Cri-du-Chat Syndrome (CdCS), also called 5p- syndrome, is a rare genetic condition affecting an estimated 1 in 15,000 to 50,000 live births. It is a chromosomal disorder named for the characteristic high-pitched cry of affected infants, which often sounds like a kitten’s meow. This unique cry is caused by abnormal development of the larynx and central nervous system. The disorder results from a structural change in a chromosome, leading to a spectrum of developmental and physical challenges.
The Chromosomal Basis of Cri-du-Chat Syndrome
The fundamental biological cause of Cri-du-Chat Syndrome is the loss of genetic material from one copy of chromosome 5. The deletion occurs on the short arm (designated ‘p’), leading to the term “5p deletion” or “5p- syndrome.” Most cases involve a terminal deletion at the end of the short arm, though interstitial deletions within the arm are also possible.
The size of this missing segment varies significantly, typically ranging from 10 to 20% of the short arm’s total length. This loss results in partial monosomy, meaning cells have only one functional copy of the genes in the deleted region instead of two. The severity of the syndrome’s features, such as intellectual disability, often correlates with the size of the deleted segment.
Two separate regions on the short arm of chromosome 5 are involved in the disorder’s features. Region 5p15.3 is associated with the characteristic cat-like cry, and region 5p15.2 is linked to other physical features and intellectual disability. The loss of multiple genes within these critical regions leads to the developmental and physical characteristics of the syndrome.
Distinguishing Between Sporadic and Inherited Forms
The overwhelming majority of Cri-du-Chat Syndrome cases are not inherited but occur spontaneously. Approximately 85% to 90% of cases are de novo, meaning the deletion is a new, random event. This event typically takes place during the formation of reproductive cells (egg or sperm) or in the early stages of fetal development.

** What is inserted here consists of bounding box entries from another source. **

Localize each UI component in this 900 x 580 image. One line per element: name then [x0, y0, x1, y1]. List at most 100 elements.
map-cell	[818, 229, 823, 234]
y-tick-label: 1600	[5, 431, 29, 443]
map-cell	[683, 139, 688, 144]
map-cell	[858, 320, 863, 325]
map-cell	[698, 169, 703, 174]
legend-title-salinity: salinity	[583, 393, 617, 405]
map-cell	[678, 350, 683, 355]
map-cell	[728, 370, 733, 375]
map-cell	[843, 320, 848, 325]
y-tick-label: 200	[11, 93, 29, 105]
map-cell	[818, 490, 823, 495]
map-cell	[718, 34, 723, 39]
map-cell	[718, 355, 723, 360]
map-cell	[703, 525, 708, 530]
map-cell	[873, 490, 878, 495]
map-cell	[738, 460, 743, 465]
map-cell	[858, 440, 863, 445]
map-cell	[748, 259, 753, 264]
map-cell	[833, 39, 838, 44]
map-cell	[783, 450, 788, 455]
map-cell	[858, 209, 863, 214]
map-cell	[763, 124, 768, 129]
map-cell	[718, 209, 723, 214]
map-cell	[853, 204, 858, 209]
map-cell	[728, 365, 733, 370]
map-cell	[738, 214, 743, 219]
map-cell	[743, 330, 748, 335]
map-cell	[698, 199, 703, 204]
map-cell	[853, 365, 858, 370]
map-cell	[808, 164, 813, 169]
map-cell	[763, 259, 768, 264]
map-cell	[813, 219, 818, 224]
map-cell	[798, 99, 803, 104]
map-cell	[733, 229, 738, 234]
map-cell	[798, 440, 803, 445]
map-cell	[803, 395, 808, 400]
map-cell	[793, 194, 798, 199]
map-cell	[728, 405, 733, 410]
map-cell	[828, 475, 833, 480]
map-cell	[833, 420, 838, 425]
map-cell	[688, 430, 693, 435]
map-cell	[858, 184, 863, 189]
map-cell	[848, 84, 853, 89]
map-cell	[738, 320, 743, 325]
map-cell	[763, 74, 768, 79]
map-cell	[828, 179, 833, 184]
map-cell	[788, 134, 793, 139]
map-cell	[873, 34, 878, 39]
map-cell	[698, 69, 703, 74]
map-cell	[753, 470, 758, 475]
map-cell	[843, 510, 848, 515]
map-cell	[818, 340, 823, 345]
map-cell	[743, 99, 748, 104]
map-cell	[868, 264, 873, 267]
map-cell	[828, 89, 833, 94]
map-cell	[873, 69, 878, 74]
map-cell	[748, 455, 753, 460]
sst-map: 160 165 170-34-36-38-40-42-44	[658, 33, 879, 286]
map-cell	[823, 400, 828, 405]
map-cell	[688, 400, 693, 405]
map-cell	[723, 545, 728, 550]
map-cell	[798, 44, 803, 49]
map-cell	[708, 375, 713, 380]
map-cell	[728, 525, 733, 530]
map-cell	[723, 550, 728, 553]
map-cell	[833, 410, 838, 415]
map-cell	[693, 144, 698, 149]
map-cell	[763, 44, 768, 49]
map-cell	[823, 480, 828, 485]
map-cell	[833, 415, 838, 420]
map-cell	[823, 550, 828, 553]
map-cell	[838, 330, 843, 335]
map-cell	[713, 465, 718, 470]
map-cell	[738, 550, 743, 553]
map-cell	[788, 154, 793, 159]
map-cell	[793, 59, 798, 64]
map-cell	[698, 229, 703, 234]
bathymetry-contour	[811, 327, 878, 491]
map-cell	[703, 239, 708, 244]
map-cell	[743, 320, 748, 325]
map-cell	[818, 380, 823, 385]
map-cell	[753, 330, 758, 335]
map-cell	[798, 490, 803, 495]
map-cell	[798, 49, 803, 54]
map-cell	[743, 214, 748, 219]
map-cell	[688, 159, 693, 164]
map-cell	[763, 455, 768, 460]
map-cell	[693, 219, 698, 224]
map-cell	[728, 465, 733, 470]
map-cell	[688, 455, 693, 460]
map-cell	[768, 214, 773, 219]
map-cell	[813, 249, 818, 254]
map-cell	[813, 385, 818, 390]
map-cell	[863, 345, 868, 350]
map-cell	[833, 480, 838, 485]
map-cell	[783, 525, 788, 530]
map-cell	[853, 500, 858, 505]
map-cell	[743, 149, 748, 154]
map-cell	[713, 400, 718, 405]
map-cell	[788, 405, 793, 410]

In these sporadic cases, the parents have structurally normal chromosomes and no family history of the syndrome. The deletion is a genomic accident that cannot be predicted or prevented. Interestingly, the deleted chromosome in de novo cases is paternal in origin in about 80% of instances.
The remaining 10% to 15% of cases are inherited when a parent carries a specific type of chromosomal rearrangement called a balanced chromosomal translocation. In this condition, pieces of two different chromosomes have swapped places without any loss or gain of genetic material. Because all necessary genetic information is present, the parent is typically healthy and shows no symptoms.
However, the parent’s balanced translocation can become unbalanced when passed down to a child. During the formation of reproductive cells, the rearranged chromosomes may separate unevenly. This leads to a gamete containing a chromosome 5 with a missing segment on the short arm, resulting in an unbalanced translocation and causing Cri-du-Chat Syndrome.
Assessing Recurrence Risk and Genetic Testing
The determination of recurrence risk depends entirely on the distinction between the sporadic and inherited forms. If the child’s Cri-du-Chat Syndrome is confirmed to be a de novo deletion, the risk of recurrence for subsequent pregnancies is extremely low, generally considered negligible.
If a parental balanced translocation is identified as the cause, the recurrence risk is significantly higher and must be calculated by a genetic counselor. The specific risk percentage depends on the chromosomes involved and the precise nature of the parent’s translocation, ranging from 8.7% to nearly 19% for each subsequent pregnancy.
To accurately determine the risk for future children, parental karyotyping is an essential step following a diagnosis. This blood test analyzes the parents’ chromosomes to see if either one carries a balanced translocation involving chromosome 5. Genetic counseling then explains the specific inheritance pattern, the calculated recurrence risk, and available reproductive options.